3. We love reading here at Brainmates and have quite the library of books. What book have you read lately that has really influenced you?
It’s probably not very original to say but I loved ‘Daring Greatly‘ and ‘I Thought It Was Just Me‘, by Brene Brown. I’m currently reading an excellent book about self-awareness by an organisational psychologist, Dr. Tasha Eurich, because I’ve recently made the connection that internal self-awareness is not the same as having an accurate understanding of how others perceive you, which is just as important for productive relationships both in your personal and professional life. Also what’s interesting is that too much inward reflection can be detrimental rather than a positive thing. Note for introverts, like myself. Next on the reading list is Bill Gates’ favourite book ‘The Better Angles of Our Nature: Why Violence Has Declined‘, ‘Move Fast and Break Things‘, and ‘The Positive Leader‘, which is about how your energy and positivity fuels high performing teams, on the recommendation of my boss, Bec. All of these nice, new books are sitting on my coffee table, waiting for me to start. I wish I spent as much time reading books as I do scanning Twitter.
4. How do you do Product management? What’s your secret sauce? What we really want here are things that others can apply in their job.
I don’t really have a secret sauce, other than that I try to find and keep the best people in the team, and I try to stay very organised given that at any moment, there’s dozens of concurrent projects, activities and conversations occurring.
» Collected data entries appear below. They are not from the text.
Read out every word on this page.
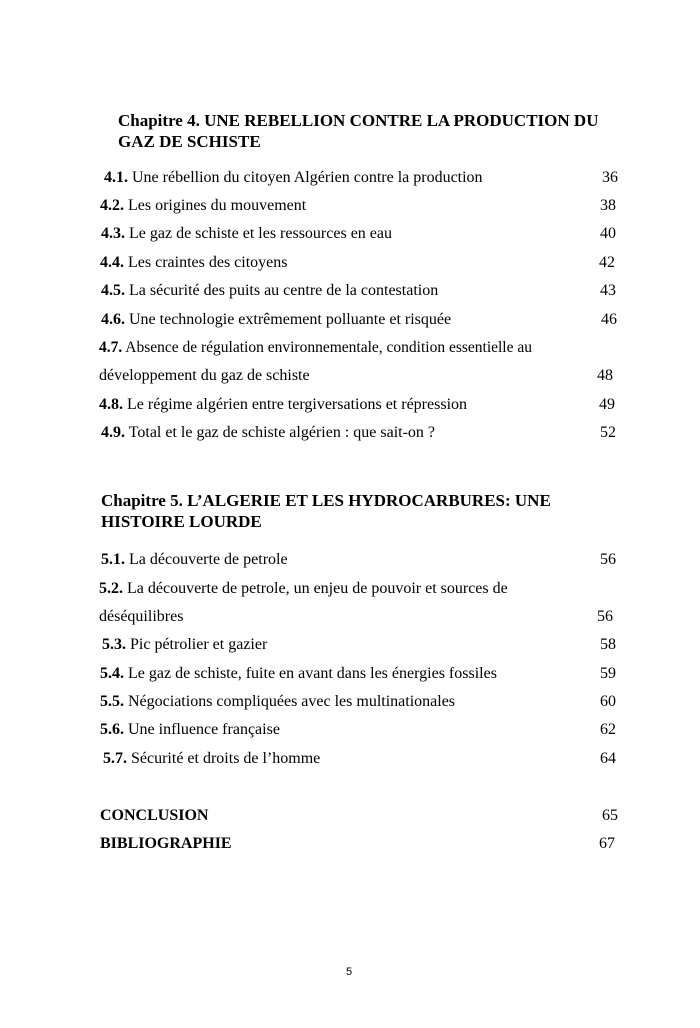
Chapitre 4. UNE REBELLION CONTRE LA PRODUCTION DU
GAZ DE SCHISTE
4.1. Une rébellion du citoyen Algérien contre la production	36
4.2. Les origines du mouvement	38
4.3. Le gaz de schiste et les ressources en eau	40
4.4. Les craintes des citoyens	42
4.5. La sécurité des puits au centre de la contestation	43
4.6. Une technologie extrêmement polluante et risquée	46
4.7. Absence de régulation environnementale, condition essentielle au
développement du gaz de schiste	48
4.8. Le régime algérien entre tergiversations et répression	49
4.9. Total et le gaz de schiste algérien : que sait-on ?	52
Chapitre 5. L’ALGERIE ET LES HYDROCARBURES: UNE
HISTOIRE LOURDE
5.1. La découverte de petrole	56
5.2. La découverte de petrole, un enjeu de pouvoir et sources de
déséquilibres	56
5.3. Pic pétrolier et gazier	58
5.4. Le gaz de schiste, fuite en avant dans les énergies fossiles	59
5.5. Négociations compliquées avec les multinationales	60
5.6. Une influence française	62
5.7. Sécurité et droits de l’homme	64
CONCLUSION	65
BIBLIOGRAPHIE	67
5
I am also pretty militant about my diary – I start the week with it full, locking away time for myself to tackle the time-consuming and important stuff, then set aside the first half hour of each day to tweak my diary and prepare for the day’s meetings. I like to try to stay on the front foot, but that slips, quite often. Honestly, I could learn to be a bit more fluid and opportunistic, less planned and rigid in my approach to work and time-management.
5. There’s a lot happening in the area of Product Management. What do you see as the most exciting development for Product Management?
I think what makes product management so interesting is that it’s multi-faceted and creative. It requires a combination of hard and soft skills, data and intuition, laser-focus and flexibility. There’s no perfect science to it – at least, not that I’m not aware of. There was an interesting segment on ABC’s 7.30 recently, about the advancements in robotics as it relates to medical surgery. In the near future, robots will perform our operations, kind of like a plane on autopilot. But you’ll always need the pilot, or the surgeon, to make an assessment on the environment or the patient. Machine learning will do the same for product management, but I think you’ll always need the product manager to help identify the user’s needs and bring the product to life. So, I’d say very focussed data and machine learning is the most exciting development for product management, in my opinion.